In fact, a briefing note supplied to the when he was in the development phase of his planned CPP payroll tax increase said that such an increase would do two things. One, it would make it more expensive to hire, and two, it would make it less rewarding to work, and the combined impact of these things would lead to less employment. It makes sense. Tax hiring and work, and there is less hiring and work.
The positive corollary of that is that if we cut taxes on work and hiring, there is more work and more hiring. That is what we propose the government do.
There is still time, before all these new payroll taxes kick in, to cancel them and proceed with reductions in employment insurance premiums, which had been budgeted by the previous government. It was a major reduction from about $1.80 on $100 earned to $1.40, which is a very large reduction. It is a 20% reduction in the EI payroll tax. That reduction would help small businesses afford a larger payroll. More of their money would be dedicated to paying wages for hard-working people and less would be for paying government. I think we all agree that working-class employees are more deserving of that money than are the voracious appetites of government.

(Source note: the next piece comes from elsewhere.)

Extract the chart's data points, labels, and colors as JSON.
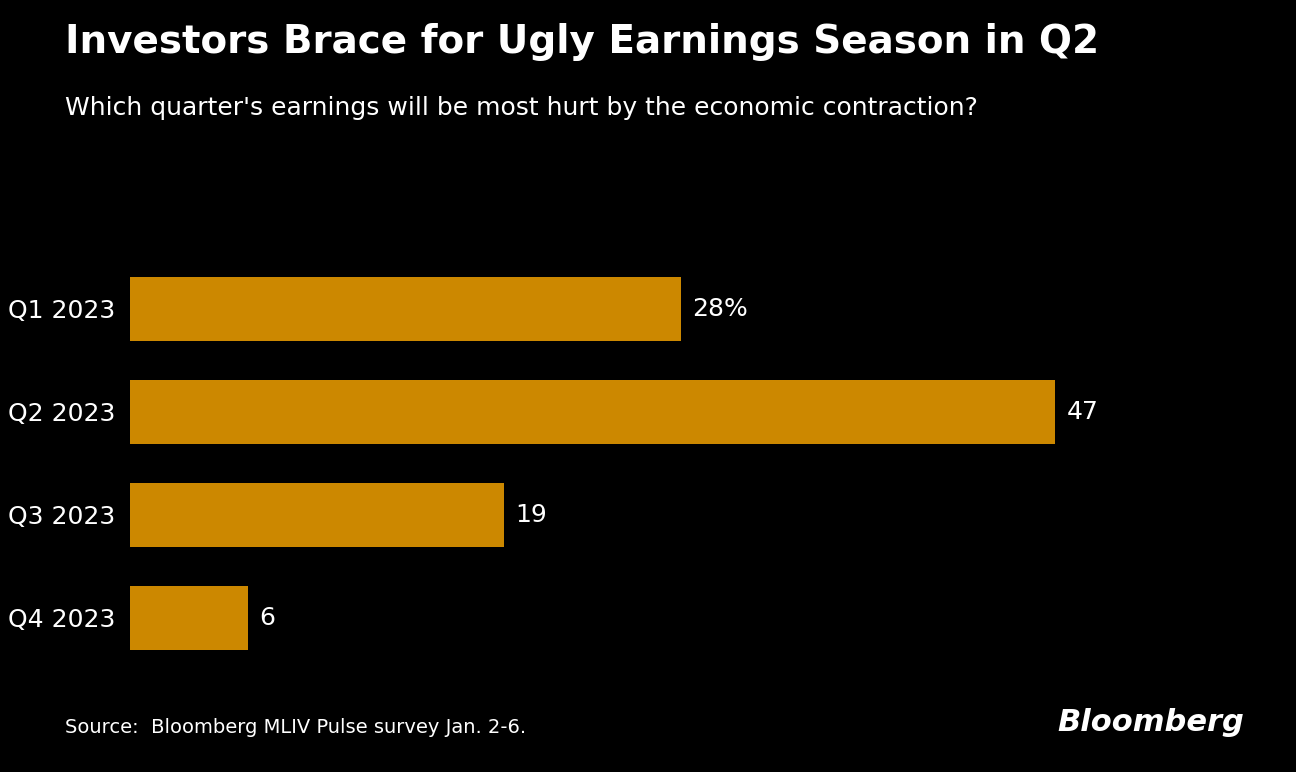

Cutting payroll taxes is a second hopeful idea we can pursue to empower our entrepreneurs to hire more.
Third, we can continue to reduce red tape. Under the previous government, we brought in something called the red tape reduction action plan. That found that there were 400,000 rules the federal government alone was imposing on small business. Let us imagine that. We eliminated 80,000 of those rules. We systematically got them out of the way working with business groups, like the Canadian Federation of Independent Business.
We relieved much of the federal paper burden, but there is still more work to be done. I pledge to work with the government to do it. Let us all commit to relieving businesses of the burden of paperwork so that they can spend all their time creating jobs and delivering the best possible products at the lowest price to Canadian customers.

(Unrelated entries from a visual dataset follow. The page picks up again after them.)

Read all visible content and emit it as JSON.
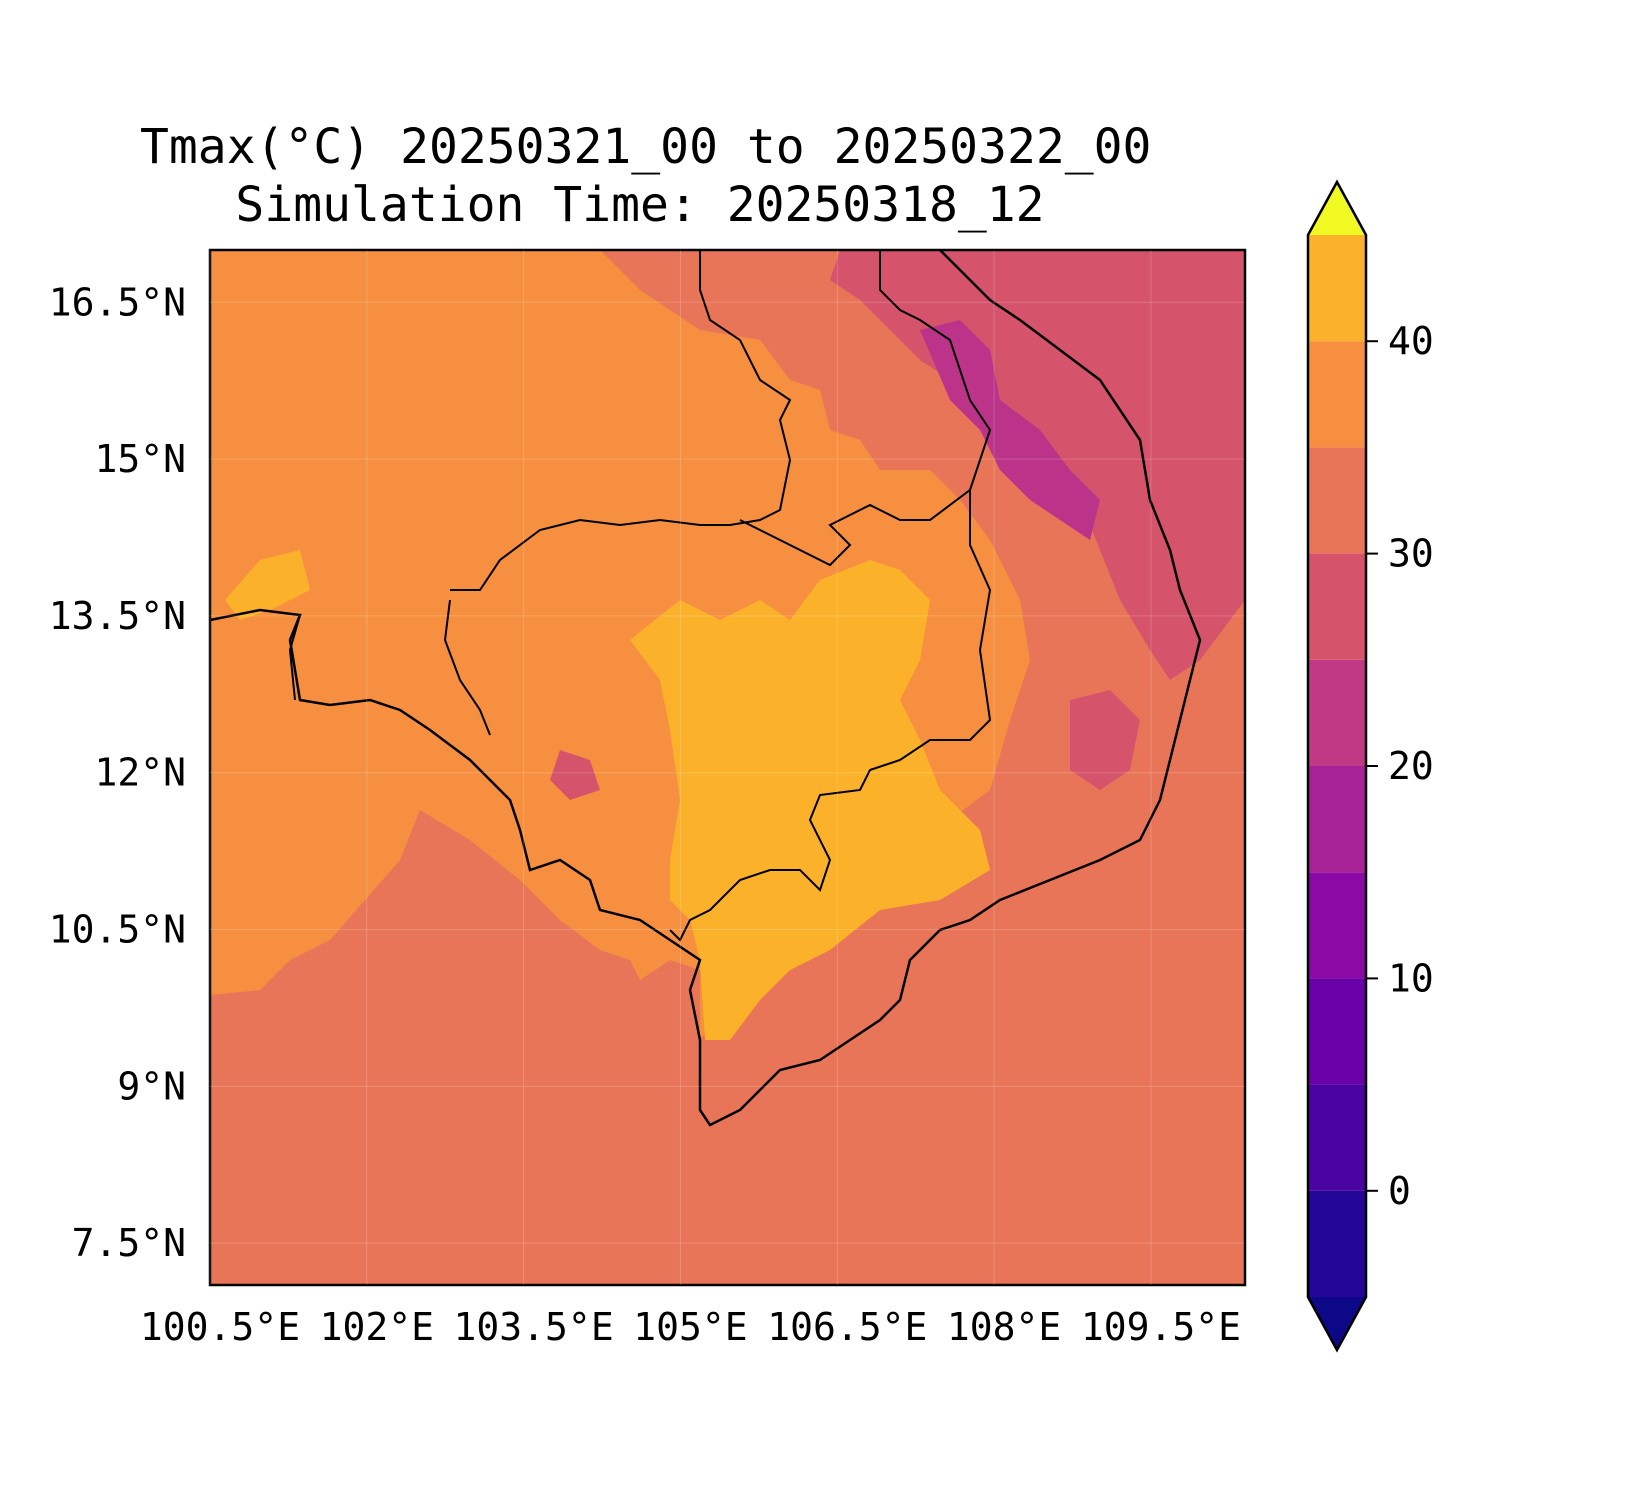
{
  "title": {
    "line1": "Tmax(°C) 20250321_00 to 20250322_00",
    "line2": "Simulation Time: 20250318_12"
  },
  "map": {
    "lat_ticks": [
      "16.5°N",
      "15°N",
      "13.5°N",
      "12°N",
      "10.5°N",
      "9°N",
      "7.5°N"
    ],
    "lon_ticks": [
      "100.5°E",
      "102°E",
      "103.5°E",
      "105°E",
      "106.5°E",
      "108°E",
      "109.5°E"
    ],
    "lat_values": [
      16.5,
      15,
      13.5,
      12,
      10.5,
      9,
      7.5
    ],
    "lon_values": [
      100.5,
      102,
      103.5,
      105,
      106.5,
      108,
      109.5
    ],
    "lat_range": [
      7.1,
      17.0
    ],
    "lon_range": [
      100.5,
      110.4
    ],
    "colors": {
      "below_28": "#e97558",
      "28_32": "#f69040",
      "32_36": "#fbb22a",
      "36_40": "#feca27",
      "18_24": "#d5536b",
      "14_18": "#bc3489",
      "land_outline": "#000000"
    }
  },
  "colorbar": {
    "ticks": [
      "40",
      "30",
      "20",
      "10",
      "0"
    ],
    "tick_values": [
      40,
      30,
      20,
      10,
      0
    ],
    "range": [
      -5,
      45
    ],
    "levels": [
      -5,
      0,
      5,
      10,
      15,
      20,
      25,
      30,
      35,
      40,
      45
    ],
    "level_colors": [
      "#240799",
      "#4b03a1",
      "#6a00a8",
      "#8b0aa5",
      "#a72197",
      "#bf3984",
      "#d5536b",
      "#e97558",
      "#f69040",
      "#fbb22a",
      "#f3e324"
    ],
    "under_color": "#0d0887",
    "over_color": "#f0f921",
    "extend": "both"
  }
}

Those are the things we can do to empower our small-business job creators, who we know are going to supply the jobs that young people, the impoverished, and disabled workers are going to benefit from in the future.

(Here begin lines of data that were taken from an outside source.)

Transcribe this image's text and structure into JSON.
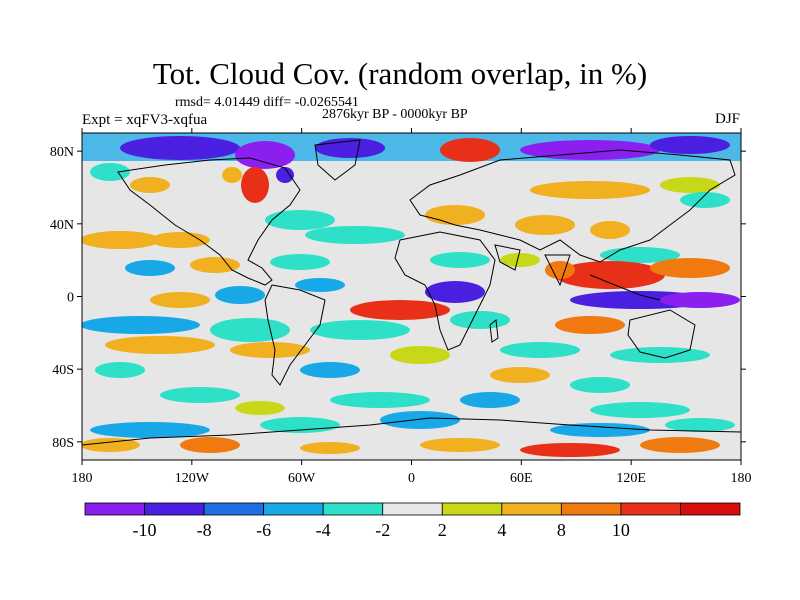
{
  "title": "Tot. Cloud Cov. (random overlap, in %)",
  "stats": "rmsd= 4.01449 diff= -0.0265541",
  "period": "2876kyr BP - 0000kyr BP",
  "experiment": "Expt = xqFV3-xqfua",
  "season": "DJF",
  "lon_labels": [
    "180",
    "120W",
    "60W",
    "0",
    "60E",
    "120E",
    "180"
  ],
  "lat_labels": [
    "80N",
    "40N",
    "0",
    "40S",
    "80S"
  ],
  "colorbar": {
    "labels": [
      "-10",
      "-8",
      "-6",
      "-4",
      "-2",
      "2",
      "4",
      "8",
      "10"
    ],
    "colors": [
      "#8a1ff0",
      "#4b1fe0",
      "#1f6ee6",
      "#18a8e8",
      "#2ee0c8",
      "#e8e8e8",
      "#c8d818",
      "#f0b020",
      "#f07a10",
      "#e83018",
      "#d80e0e"
    ]
  },
  "colors": {
    "background": "#e6e6e6",
    "coast": "#000000"
  }
}
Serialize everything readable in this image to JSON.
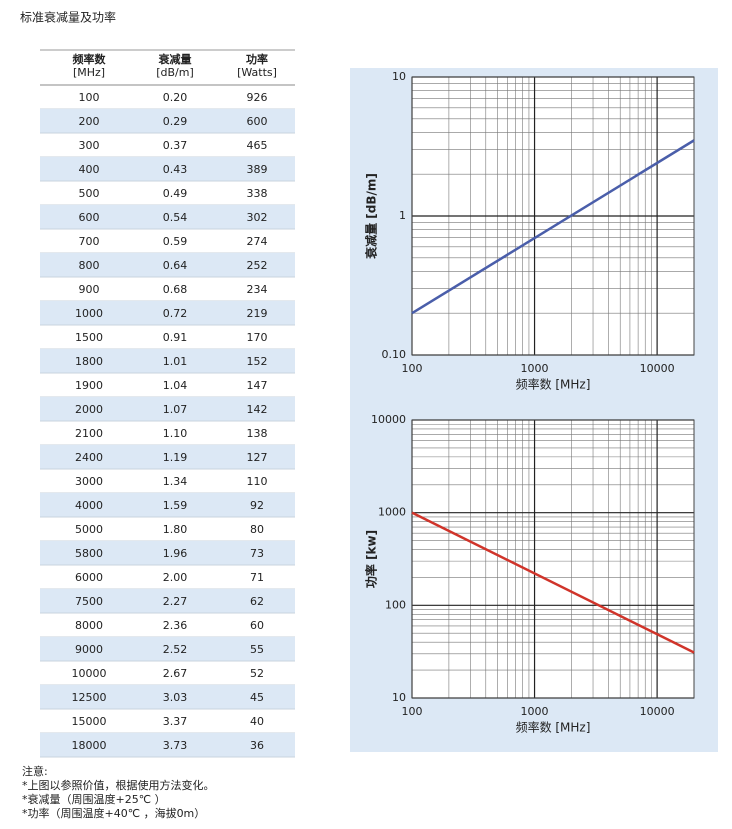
{
  "title": "标准衰减量及功率",
  "table": {
    "headers": [
      [
        "频率数",
        "[MHz]"
      ],
      [
        "衰减量",
        "[dB/m]"
      ],
      [
        "功率",
        "[Watts]"
      ]
    ],
    "rows": [
      [
        "100",
        "0.20",
        "926"
      ],
      [
        "200",
        "0.29",
        "600"
      ],
      [
        "300",
        "0.37",
        "465"
      ],
      [
        "400",
        "0.43",
        "389"
      ],
      [
        "500",
        "0.49",
        "338"
      ],
      [
        "600",
        "0.54",
        "302"
      ],
      [
        "700",
        "0.59",
        "274"
      ],
      [
        "800",
        "0.64",
        "252"
      ],
      [
        "900",
        "0.68",
        "234"
      ],
      [
        "1000",
        "0.72",
        "219"
      ],
      [
        "1500",
        "0.91",
        "170"
      ],
      [
        "1800",
        "1.01",
        "152"
      ],
      [
        "1900",
        "1.04",
        "147"
      ],
      [
        "2000",
        "1.07",
        "142"
      ],
      [
        "2100",
        "1.10",
        "138"
      ],
      [
        "2400",
        "1.19",
        "127"
      ],
      [
        "3000",
        "1.34",
        "110"
      ],
      [
        "4000",
        "1.59",
        "92"
      ],
      [
        "5000",
        "1.80",
        "80"
      ],
      [
        "5800",
        "1.96",
        "73"
      ],
      [
        "6000",
        "2.00",
        "71"
      ],
      [
        "7500",
        "2.27",
        "62"
      ],
      [
        "8000",
        "2.36",
        "60"
      ],
      [
        "9000",
        "2.52",
        "55"
      ],
      [
        "10000",
        "2.67",
        "52"
      ],
      [
        "12500",
        "3.03",
        "45"
      ],
      [
        "15000",
        "3.37",
        "40"
      ],
      [
        "18000",
        "3.73",
        "36"
      ]
    ]
  },
  "chart_data": [
    {
      "type": "line",
      "xlabel": "频率数 [MHz]",
      "ylabel": "衰减量 [dB/m]",
      "ylabel_color": "#3a56a8",
      "x": [
        100,
        20000
      ],
      "values": [
        0.2,
        3.5
      ],
      "color": "#4a5eaa",
      "xlim": [
        100,
        20000
      ],
      "ylim": [
        0.1,
        10
      ],
      "xticks": [
        100,
        1000,
        10000
      ],
      "yticks": [
        {
          "value": 0.1,
          "label": "0.10"
        },
        1,
        10
      ],
      "log_x": true,
      "log_y": true,
      "grid": true
    },
    {
      "type": "line",
      "xlabel": "频率数 [MHz]",
      "ylabel": "功率 [kw]",
      "ylabel_color": "#d03a2a",
      "x": [
        100,
        20000
      ],
      "values": [
        1000,
        31
      ],
      "color": "#d0342a",
      "xlim": [
        100,
        20000
      ],
      "ylim": [
        10,
        10000
      ],
      "xticks": [
        100,
        1000,
        10000
      ],
      "yticks": [
        10,
        100,
        1000,
        10000
      ],
      "log_x": true,
      "log_y": true,
      "grid": true
    }
  ],
  "notes": [
    "注意:",
    "*上图以参照价值，根据使用方法变化。",
    "*衰减量（周围温度+25℃ ）",
    "*功率（周围温度+40℃ ，海拔0m）"
  ]
}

In addition to small business, we can change our tax and benefit systems across this country to make work pay. In various jurisdictions of this country, if people leave social assistance to get a job, they are actually worse off. They end up paying more in tax and losing more in clawbacks than they gain in wages. It is, in effect, having a tax rate of over 100%.
The NDP leader said that it was legalized theft for wealthy Canadians to pay more than 50% of their income in taxes. Frankly, I believe that no one should pay more than 50% in taxes, but most of all, we should never accept the idea that a disabled person or an impoverished person would lose more than 100% of what they gained from working. That is an effective tax rate of over 100%. It means that people are better off financially if they do not work, yet that is the case for literally thousands of people across this country, depending on their particular jurisdiction. The combined burden of federal and provincial clawbacks and taxes punishes work and makes it impossible for people to escape from the poverty trap governments set for them.
I think we, all of us, need to put aside any differences we might have in party line or level of government to solve this problem once and for all. We are currently studying this very problem at the human resources committee as part of an overall study on poverty. Our principle objective there should be to find ways to make work pay.
Finally, another hopeful idea that would help create more employment is to stop spending money we do not have. We know that increased debt only drives away investment, because it creates an impression of fiscal difficulty, and it signals not only to Canadians but to the world that there will be higher taxes down the road.